В миг последний, тщетно ища спасения, дева Леокадия открывала беззвучный и постный рот и подхватывала ужас свой и все, что лепится к туннельному, и сошвыривала с лестниц — в продавленные зловонием черные огурцы парадных дверей… или в либеральную модель мироустройства… И несла ужас, рассыпая, где узко, ручейком и змейкой… и при носке путалась в аммиачных разливах осенних позолот, но смотрела в неотложную скорость «неотложных», каковые последние — спешат к смертникам и столь живо, что проскакивают — много дальше, оставляя тут и там — неотложные от крови кресты, а эти — сливаются в мультипликационной гонке, вышивая средний уровень города — полувоздушный коридор жизни — кровососущим бордюром…
…день семидесятого года и семидесятого рождения тети Маруси, подсыхающей вместе с гидрокостюмом реки, забытым на антресолях холма и впутавшим дельту капюшона — в волчьи ягоды.
И в семидесятый раз спрашивал тетю Марусю барханный хор, или хорохористые сойки, присевшие на порог ночи, и ночной козодой: чем вы приняли заниматься в жизни? Каковая занимательная — все тоньше, согласно тонкой солдатской… и подхваченная земля солдатской шутки: жизнь вошла с вами в боевой контакт и нанесла потери… на что тетя Маруся рапортовала, устрожая голос до контрольного и не сбившись: — Поставят задачу — будем выполнять!.. Даже если решения этой задачи не существует, все же лучше — поставить. А мы всегда рядом с вами, отмечали вопросившие — поющие присяжные или песочные птицы, или та, что, единожды порхнув, выхватила тетю Марусю, необъявленную Марию — в молодых первомайцах с демонстрацией светящихся лиц, и пыльников на высоком подложном плече, и фанерного аэроплана, и надписала на крыле: здесь были и есть… или: мы, друзья, перелетные птицы… а поздний сквозняк или поздняя тетя Маруся нанесла на щеки ранней Марии — мазки тюльпана и мака.
Посему и к семидесятому рождению вновь дарили тете Марусе — не потомство, но жизненные задачи — парторга или землемера, хоть не прежнего необъятного услужения Родине и мерного шага по ее мытарствам, а — землемера, и мытаря, и менялы ЖЭКа, и она приняла почетный ход — от крыльца до крыльца, блуждание в лесу лестниц, в горных ущельях у щелей дверей, сквозь которые подавали ей голос дети партии, в перелазах и зеленях на их старых гнездах, чтоб забрать то ли подати, то ли взносы: вырезку из их золотых тельцов по прозванию боевые, и заверить, что в руках партии тельцы сии, вне сомнения, удлинятся… Между тем река уже откашляла с холма зубы лун и все мокроты и сносила посох течения — в позумент, потерявшийся в песке, и отстала от жадности — примерять на себя что ни встретит: пламенные глаза солнца, и группы и единицы, пролетающие на разной высоте, и жевать, как на торге, верхушечные срезы улиц и построенные над ними треуголки, папахи и метущиеся короны.
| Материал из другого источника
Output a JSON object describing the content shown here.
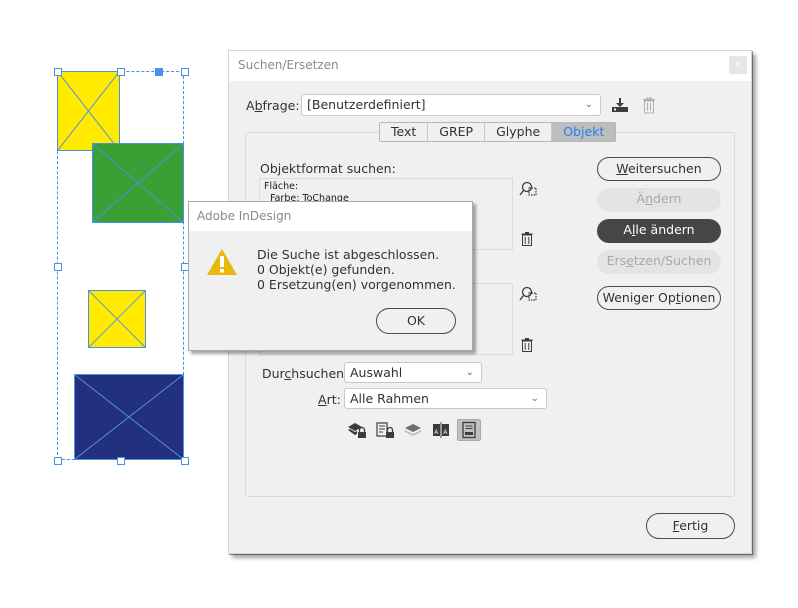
{
  "canvas": {
    "frames": [
      {
        "name": "yellow-frame-top",
        "color": "#ffea00"
      },
      {
        "name": "green-frame",
        "color": "#3aa035"
      },
      {
        "name": "yellow-frame-small",
        "color": "#ffea00"
      },
      {
        "name": "blue-frame",
        "color": "#22307e"
      }
    ],
    "selection_color": "#4a90e8"
  },
  "dialog": {
    "title": "Suchen/Ersetzen",
    "close_label": "x",
    "query": {
      "label_pre": "A",
      "label_u": "b",
      "label_post": "frage:",
      "value": "[Benutzerdefiniert]",
      "save_icon": "save-query-icon",
      "delete_icon": "delete-query-icon"
    },
    "tabs": [
      {
        "label": "Text",
        "active": false
      },
      {
        "label": "GREP",
        "active": false
      },
      {
        "label": "Glyphe",
        "active": false
      },
      {
        "label": "Objekt",
        "active": true
      }
    ],
    "find_format": {
      "label": "Objektformat suchen:",
      "lines": [
        "Fläche:",
        "  Farbe: ToChange"
      ]
    },
    "change_format": {
      "lines": []
    },
    "buttons": {
      "find_next": {
        "pre": "",
        "u": "W",
        "post": "eitersuchen"
      },
      "change": {
        "pre": "Ä",
        "u": "n",
        "post": "dern"
      },
      "change_all": {
        "pre": "A",
        "u": "l",
        "post": "le ändern"
      },
      "change_find": {
        "pre": "Ers",
        "u": "e",
        "post": "tzen/Suchen"
      },
      "fewer_options": {
        "pre": "Weniger Op",
        "u": "t",
        "post": "ionen"
      },
      "done": {
        "pre": "",
        "u": "F",
        "post": "ertig"
      }
    },
    "search_in": {
      "label_pre": "Dur",
      "label_u": "c",
      "label_post": "hsuchen:",
      "value": "Auswahl"
    },
    "type": {
      "label_pre": "",
      "label_u": "A",
      "label_post": "rt:",
      "value": "Alle Rahmen"
    },
    "option_icons": [
      {
        "name": "include-locked-layers-icon",
        "active": false
      },
      {
        "name": "include-locked-objects-icon",
        "active": false
      },
      {
        "name": "include-hidden-layers-icon",
        "active": false
      },
      {
        "name": "include-master-pages-icon",
        "active": false
      },
      {
        "name": "include-footnotes-icon",
        "active": true
      }
    ]
  },
  "alert": {
    "title": "Adobe InDesign",
    "icon": "warning-icon",
    "lines": [
      "Die Suche ist abgeschlossen.",
      "0 Objekt(e) gefunden.",
      "0 Ersetzung(en) vorgenommen."
    ],
    "ok_label": "OK"
  }
}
И изверглись кочевья спорной земли, приписанной — к белодонным соборам снегов, или к мечетям лета, или к их создателю, и валы чужбин, и явилось назначенное — косточка оболочки…
Гости тети Маруси были — братья самоотверженности и друзья перелетных птиц, такие же тростевые кадровики с вытопленным оком и устланной мерзлым шелестом гортанью, лбы имели степные, раскатившие сияние — к апогею, а платье — двурядный костюм, назначенный выстоять — под защекотавшей его струнной полосой и под листовским усатым аккордом медалей, и негнущиеся ботинки начищали не гуталином, но осенними или осинными бархотками с развернувшего им ковровую дорожку — Дерева последнего часа. С каждым гостем были два ангела или две жены. Прима-совесть — прозрачна, как разлука, посему — невидима. Ниспосланные вторые — локоном перманентны, телом прямоугольны, как лобовая атака, и укрыты от поражения — текстилем, раздевающим династии земных растений, дабы уподобилась жена — празднику урожая и бушующему гумну, а не редколесью и крутояру. Пальцы влагали в оправы экзальтированных металлов, а голос шел — многодневный, метущий заслоны.